6 tips to get the most out of your mentors
May 05, 2021
It’s okay to ask for help! Listening and responding to feedback is a vital part of the process. Check out these top 6 tips to get the most out of our startup mentorship engagements.
1) Why you, why this, and why now?
Harvard Business School professor Lynda Applegate came to speak to LaunchX and discussed the elements of a great elevator pitch. Meeting with startup mentors is a great time to start forming your own elevator pitch. You have to let the people listening know why you care about changing this part of the world, and why your idea is the way to do it. If you don’t know that clearly, how can you persuade them?
2) Prepare and get ahead of expected questions
Ensure you have a baseline of preparation. That means putting together a presentation outlining a reminder of highlights of your startup, key updates since your last meeting, action items or questions, and next steps. During the key updates section you want to anticipate questions that the mentors may have. This preparation will save a lot of time and allow your startup team to get to your objectives and challenges more efficiently. For example, if your updates include sharing your market research and you really want to get input on your plans for prototyping, you want to ensure you lay out your market research insights clearly and efficiently to ensure your mentors feel that there is a strong enough foundation of understanding of your customer and the need to be able to start prototyping.
3) Identify the most significant challenges
This may be the most important tip here. If your startup team knows you have a weak point, don’t try to impress the mentors by hiding it. Instead, bring it up for discussion. In fact, ensure that within each of your times with your mentor, you have clear objectives of items that you want to discuss. It can be anything from reviewing a roll-out plan to determining responsibilities within the team. Mentors are there to help you and your team, not to be WOW-ed by how well you handle the insignificant challenges. Keep asking for constructive criticism, and you should be well on your way!
4) You don’t need to respond to everything.

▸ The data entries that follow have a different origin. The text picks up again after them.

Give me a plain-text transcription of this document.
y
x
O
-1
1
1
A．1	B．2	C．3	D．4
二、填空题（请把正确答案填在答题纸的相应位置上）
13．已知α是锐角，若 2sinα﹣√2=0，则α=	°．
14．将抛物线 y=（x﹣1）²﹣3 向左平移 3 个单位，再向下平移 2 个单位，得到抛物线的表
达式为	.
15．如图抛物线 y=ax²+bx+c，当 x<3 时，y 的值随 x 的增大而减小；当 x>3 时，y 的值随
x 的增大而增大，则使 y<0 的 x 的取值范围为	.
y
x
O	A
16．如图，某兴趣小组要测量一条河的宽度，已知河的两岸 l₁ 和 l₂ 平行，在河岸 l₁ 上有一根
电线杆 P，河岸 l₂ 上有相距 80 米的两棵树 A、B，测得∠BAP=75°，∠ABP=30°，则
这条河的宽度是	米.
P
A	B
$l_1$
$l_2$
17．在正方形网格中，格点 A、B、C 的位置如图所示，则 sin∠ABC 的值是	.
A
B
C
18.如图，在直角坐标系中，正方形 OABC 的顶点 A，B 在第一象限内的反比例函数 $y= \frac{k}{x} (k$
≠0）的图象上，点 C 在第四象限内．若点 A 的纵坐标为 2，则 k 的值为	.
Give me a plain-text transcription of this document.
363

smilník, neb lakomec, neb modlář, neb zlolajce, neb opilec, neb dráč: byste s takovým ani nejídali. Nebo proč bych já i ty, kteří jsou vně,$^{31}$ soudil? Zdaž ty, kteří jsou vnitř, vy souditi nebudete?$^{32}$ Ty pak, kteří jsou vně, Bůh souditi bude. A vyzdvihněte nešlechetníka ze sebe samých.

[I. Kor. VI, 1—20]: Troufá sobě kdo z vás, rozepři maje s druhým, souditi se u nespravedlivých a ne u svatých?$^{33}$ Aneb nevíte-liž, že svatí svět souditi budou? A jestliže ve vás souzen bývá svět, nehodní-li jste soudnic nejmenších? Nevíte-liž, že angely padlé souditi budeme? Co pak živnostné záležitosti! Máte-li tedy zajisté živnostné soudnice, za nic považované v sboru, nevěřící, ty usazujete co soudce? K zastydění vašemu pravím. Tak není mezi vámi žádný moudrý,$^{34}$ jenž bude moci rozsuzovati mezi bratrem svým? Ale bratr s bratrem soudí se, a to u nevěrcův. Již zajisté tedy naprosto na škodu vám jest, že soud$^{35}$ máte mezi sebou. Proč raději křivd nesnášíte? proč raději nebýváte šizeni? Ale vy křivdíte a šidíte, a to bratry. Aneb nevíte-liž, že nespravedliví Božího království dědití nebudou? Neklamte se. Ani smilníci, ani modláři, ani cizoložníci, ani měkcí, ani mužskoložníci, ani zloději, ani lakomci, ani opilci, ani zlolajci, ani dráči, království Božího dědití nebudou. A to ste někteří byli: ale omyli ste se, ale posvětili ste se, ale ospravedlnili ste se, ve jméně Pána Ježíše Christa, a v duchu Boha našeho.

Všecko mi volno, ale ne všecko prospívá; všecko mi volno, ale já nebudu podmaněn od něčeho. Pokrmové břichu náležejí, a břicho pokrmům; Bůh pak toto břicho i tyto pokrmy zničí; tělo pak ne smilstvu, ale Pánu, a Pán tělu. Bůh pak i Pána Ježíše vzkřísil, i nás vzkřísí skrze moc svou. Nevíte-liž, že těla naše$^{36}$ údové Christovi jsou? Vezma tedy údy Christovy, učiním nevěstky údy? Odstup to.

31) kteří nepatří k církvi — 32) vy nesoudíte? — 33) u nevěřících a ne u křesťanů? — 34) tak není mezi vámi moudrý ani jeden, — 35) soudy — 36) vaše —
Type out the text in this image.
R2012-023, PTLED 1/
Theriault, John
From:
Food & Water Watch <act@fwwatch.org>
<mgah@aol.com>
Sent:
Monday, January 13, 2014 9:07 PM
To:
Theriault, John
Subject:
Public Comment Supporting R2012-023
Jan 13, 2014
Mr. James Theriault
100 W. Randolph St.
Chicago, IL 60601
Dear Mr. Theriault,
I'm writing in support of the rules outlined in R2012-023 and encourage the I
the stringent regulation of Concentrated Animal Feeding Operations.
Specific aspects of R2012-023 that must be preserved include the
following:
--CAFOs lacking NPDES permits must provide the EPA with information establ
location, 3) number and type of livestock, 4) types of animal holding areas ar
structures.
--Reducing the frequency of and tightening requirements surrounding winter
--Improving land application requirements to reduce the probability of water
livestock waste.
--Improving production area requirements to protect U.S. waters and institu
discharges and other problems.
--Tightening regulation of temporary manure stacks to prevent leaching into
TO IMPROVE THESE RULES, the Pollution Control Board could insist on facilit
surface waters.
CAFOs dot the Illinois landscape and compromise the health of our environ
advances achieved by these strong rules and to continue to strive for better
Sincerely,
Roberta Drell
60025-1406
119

The most common hurdle we see that holds startup teams back from getting more valuable input from mentors is when they seem to feel the need to respond to every comment from their mentors, as though showing that they have already considered that point, or defending further their stance. Check your and your startup’s ego at the door, and remind yourself when you go into the meeting with your mentor(s) of your main objectives, which is to get ideas, advice, resources, and support. Whenever you spend time defending, you’re taking away from the potential time to be specifically objective-oriented. Sometimes you can just nod and say, “thank you,” even when you have already considered that point or don’t think that it is very valuable. Reflect on it later as to why they might have thought about it. If you come across as defending each point, the mentors may start to become reluctant to bring anything up and can limit your ability to get anything from them going forward. Keep your goals and objectives in mind.
5) Realize you will have to decide for yourself
Your startup mentors may each give different advice, and that’s why you should be getting lots of different input and minimize defending to ensure you hear everyone out. We know this can be overwhelming, though, to try to figure out which advice to follow. If one executive tells Uber to go “expand to Europe”, and the other says “focus on growth in the U.S”, Uber can’t take both pieces of advice with limited resource of time and money. Instead, they have to ask why each executive feels that way and have them back it up with numbers. Do the same with your mentors. Seek to understand where they are coming from and why they give the advice that they do. Often, if someone has a specific background, their advice will be flavored with that experience. Your mentors have some great experience, though there is also value to looking across many people’s experience. Ultimately, you will have to make decisions for yourself. No mentor can say what the best decision will be, and you will have to go back and do your own validation based on what makes sense for your specific circumstance. Keep in mind that these mentors will only have a short snapshot into your company based on what you tell them.
6) Avoid interrupting your fellow co-founders
If you can’t handle having a conversation about your company, how can you handle running the company? Interrupting is disrespectful to both your teammate and those trying to listen. You may think you have a better answer to a question, but by interrupting, you have a worse answer by default. If you strongly believe that your answer is more accurate, simply wait until your teammate is done answering, then find a polite way to clarify.
Throughout any time with your startup mentors, keep in mind your goals and objectives. Your time with mentors should follow the rule that it should save you 10x time, meaning one hour with them should save 10 hours of your work time should you not have met with them. Ensure you are preparing and setting objectives in a way that you are achieving at least that goal, and you and your startup team will be headed for entrepreneurial success.